Türkiye’nin sahip olduğu hizmet altyapısının gücü ve sosyal devlet vasfının genişliğinin kriz dönemlerinde çok daha iyi ortaya çıktığına işaret eden Erdoğan, salgın döneminde sadece sağlık alt yapısının ve Genel Sağlık Sigortası’nın gücünün görülmediğini, aynı zamanda sosyal destek sisteminin kapsayıcılığının da test edildiğini ifade etti.
“En gelişmiş ülkelerde aşı sıkıntısı var”

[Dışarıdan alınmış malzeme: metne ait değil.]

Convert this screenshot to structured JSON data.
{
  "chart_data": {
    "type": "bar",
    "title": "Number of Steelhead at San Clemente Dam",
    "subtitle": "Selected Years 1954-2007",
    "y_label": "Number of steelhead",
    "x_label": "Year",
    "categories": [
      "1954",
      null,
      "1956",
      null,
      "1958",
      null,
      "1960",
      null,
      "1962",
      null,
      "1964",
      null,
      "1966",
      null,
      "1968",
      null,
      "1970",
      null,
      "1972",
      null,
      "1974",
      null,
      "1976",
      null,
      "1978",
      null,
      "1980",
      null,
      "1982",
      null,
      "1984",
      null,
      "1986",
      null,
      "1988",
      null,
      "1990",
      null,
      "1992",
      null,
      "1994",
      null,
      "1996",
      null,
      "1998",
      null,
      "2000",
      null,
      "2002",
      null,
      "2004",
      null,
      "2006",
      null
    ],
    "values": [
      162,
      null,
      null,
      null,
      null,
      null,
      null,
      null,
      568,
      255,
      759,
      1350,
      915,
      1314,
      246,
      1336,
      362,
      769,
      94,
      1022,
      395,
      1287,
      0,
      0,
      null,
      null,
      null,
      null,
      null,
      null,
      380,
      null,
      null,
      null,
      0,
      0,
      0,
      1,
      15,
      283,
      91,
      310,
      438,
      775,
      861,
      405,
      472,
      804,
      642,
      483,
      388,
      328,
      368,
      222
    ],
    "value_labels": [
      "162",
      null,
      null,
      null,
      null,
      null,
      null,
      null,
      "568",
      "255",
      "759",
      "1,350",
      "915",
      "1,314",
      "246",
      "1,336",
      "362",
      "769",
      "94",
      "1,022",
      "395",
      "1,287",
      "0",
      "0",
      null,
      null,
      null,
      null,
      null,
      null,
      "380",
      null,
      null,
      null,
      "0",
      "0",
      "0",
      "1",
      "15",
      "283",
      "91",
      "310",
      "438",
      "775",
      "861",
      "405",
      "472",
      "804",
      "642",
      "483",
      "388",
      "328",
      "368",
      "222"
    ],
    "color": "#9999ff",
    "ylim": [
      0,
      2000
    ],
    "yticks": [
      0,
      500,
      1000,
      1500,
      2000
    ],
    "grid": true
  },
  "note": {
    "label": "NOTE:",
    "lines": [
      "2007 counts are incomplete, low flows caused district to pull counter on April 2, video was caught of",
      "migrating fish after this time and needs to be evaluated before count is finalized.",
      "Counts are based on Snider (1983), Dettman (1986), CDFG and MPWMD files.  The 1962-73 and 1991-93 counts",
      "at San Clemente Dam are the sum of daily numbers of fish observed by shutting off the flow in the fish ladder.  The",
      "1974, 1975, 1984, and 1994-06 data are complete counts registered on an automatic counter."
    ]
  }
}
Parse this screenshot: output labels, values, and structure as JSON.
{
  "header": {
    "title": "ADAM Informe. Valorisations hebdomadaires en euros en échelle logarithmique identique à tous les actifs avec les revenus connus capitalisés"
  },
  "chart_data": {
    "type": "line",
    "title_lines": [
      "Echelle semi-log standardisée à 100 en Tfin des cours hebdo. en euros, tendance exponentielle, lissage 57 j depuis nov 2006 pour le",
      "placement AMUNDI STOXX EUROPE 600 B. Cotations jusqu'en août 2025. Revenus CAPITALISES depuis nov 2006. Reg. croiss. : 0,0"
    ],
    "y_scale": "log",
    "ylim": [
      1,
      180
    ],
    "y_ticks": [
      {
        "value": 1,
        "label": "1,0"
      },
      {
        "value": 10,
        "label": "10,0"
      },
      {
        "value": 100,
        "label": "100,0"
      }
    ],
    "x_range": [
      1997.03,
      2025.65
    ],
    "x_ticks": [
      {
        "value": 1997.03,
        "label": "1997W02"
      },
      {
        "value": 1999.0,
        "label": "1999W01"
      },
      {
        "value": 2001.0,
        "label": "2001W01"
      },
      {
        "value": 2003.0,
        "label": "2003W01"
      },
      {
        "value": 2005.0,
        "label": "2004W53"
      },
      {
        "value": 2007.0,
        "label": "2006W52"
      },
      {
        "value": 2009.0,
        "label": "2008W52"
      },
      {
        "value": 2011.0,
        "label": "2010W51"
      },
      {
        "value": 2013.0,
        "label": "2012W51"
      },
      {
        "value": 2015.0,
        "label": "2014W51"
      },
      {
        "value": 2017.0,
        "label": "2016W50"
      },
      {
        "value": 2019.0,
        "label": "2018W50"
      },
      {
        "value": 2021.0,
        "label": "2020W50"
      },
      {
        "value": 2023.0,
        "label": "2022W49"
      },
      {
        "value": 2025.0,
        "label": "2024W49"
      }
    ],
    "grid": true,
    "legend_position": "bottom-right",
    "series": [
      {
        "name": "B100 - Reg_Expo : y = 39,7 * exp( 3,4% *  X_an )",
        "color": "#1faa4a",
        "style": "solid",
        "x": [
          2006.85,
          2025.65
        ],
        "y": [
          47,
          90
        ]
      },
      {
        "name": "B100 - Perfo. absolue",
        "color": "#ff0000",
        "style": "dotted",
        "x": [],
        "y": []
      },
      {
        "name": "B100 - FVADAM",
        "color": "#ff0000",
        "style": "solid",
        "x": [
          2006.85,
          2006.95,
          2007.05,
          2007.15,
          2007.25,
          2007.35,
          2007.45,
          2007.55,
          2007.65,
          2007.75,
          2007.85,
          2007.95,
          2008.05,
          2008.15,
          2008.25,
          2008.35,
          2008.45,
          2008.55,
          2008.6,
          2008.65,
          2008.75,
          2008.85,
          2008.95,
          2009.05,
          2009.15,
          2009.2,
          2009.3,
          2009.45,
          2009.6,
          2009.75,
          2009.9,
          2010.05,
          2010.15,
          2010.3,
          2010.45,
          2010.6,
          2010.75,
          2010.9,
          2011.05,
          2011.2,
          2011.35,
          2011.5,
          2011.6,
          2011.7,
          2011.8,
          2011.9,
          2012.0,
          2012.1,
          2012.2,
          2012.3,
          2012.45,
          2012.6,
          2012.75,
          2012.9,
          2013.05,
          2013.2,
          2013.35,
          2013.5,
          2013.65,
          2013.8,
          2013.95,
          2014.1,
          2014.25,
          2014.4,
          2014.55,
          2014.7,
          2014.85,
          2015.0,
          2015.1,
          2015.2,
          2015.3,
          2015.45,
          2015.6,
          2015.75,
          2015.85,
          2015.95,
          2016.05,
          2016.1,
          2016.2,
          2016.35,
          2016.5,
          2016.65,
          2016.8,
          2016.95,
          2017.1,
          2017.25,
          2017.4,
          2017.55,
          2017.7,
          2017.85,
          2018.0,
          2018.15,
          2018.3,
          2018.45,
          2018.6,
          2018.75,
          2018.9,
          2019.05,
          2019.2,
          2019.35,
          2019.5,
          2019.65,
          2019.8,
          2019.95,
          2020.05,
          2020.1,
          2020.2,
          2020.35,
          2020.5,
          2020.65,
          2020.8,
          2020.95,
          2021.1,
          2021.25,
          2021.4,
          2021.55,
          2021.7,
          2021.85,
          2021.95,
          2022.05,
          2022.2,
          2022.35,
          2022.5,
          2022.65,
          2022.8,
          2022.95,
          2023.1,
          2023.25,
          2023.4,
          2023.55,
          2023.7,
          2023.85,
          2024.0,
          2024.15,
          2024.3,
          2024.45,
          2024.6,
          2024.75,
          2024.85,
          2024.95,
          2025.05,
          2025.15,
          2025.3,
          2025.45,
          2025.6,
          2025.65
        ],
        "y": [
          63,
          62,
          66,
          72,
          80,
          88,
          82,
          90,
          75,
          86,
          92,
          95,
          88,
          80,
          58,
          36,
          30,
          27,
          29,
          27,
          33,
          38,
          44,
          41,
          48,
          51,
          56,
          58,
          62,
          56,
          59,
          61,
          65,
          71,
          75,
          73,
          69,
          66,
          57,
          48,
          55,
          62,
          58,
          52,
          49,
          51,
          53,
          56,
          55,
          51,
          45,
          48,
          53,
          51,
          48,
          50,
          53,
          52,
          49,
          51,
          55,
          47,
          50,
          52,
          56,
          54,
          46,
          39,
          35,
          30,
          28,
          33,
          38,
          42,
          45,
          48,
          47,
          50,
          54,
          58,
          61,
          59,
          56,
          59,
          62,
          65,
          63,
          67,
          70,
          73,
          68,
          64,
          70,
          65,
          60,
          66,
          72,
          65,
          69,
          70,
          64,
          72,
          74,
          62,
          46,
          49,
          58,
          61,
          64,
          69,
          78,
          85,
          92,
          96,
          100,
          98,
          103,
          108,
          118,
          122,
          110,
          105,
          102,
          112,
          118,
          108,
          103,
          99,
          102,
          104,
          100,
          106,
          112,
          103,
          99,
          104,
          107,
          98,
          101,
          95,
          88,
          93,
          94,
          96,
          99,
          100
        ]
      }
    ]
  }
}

“Neredeyse bir yıla yaklaşan salgın döneminde hamdolsun yüreklerimizi yakacak ne sağlık krizi ne de sosyal çöküntü görüntülerine şahit olduk.” diyen Erdoğan, şunları kaydetti:
“Tam tersine 46 milyar lirayı geçen sosyal koruma kalkanı ödemelerimiz ve geniş bir alanda verdiğimiz desteklerle ülkemizin ayakta kalmasını sağladık. Bakın dünyanın en gelişmiş ülkelerinde şu anda aşı sıkıntısı var. Biz ise hamdolsun şu anda aşı konusunda attığımız adımlarla, yaptığımız ödeme ile süratle aşılarımızı aldırmaya başladık ve ilk etapta inşallah 50 milyon doz aşı ülkemize gelecek. Süratle de aşılamayı başlattık, şu anda devam ediyor. Dünyanın en müreffeh ülkelerinden dahi yürek burkan sahnelerin görüldüğü bir süreci ülke olarak biz en az sıkıntıyla geride bırakmayı başardık. Bu yılın bütçesinde sosyal destek harcamaları için ayırdığımız rakam 81 milyar lirayı geçiyor. İnşallah her kesimden vatandaşımızın ihtiyaç duyduğu her an yanında olmayı sürdüreceğiz.”
Erdoğan, ataması yapılacak 3 bin 603 gence, engelliye, şehit yakınına, gaziye ve gazi yakınlarına kadrolarının hayırlı olmasını dileyerek, “Görev yerlerinizde her birinize başarılar diliyorum. Hepinizi sevgiyle, saygıyla selamlıyorum.” diye konuştu.
Programda Erdoğan’a, İstanbul Saray Çocuk Evleri sitesinden Nuray Ariz ve Furkancan Gürel tarafından yapılan ve Cumhurbaşkanı Erdoğan ile bir çocuğun yer aldığı yağlı boya tablo hediye edildi.
Daha sonra Cumhurbaşkanı Erdoğan, Aile, Çalışma ve Sosyal Hizmetler Bakanı Zehra Zümrüt Selçuk ile beraberindekilerle butona basarak yerleştirme işlemlerini başlattı.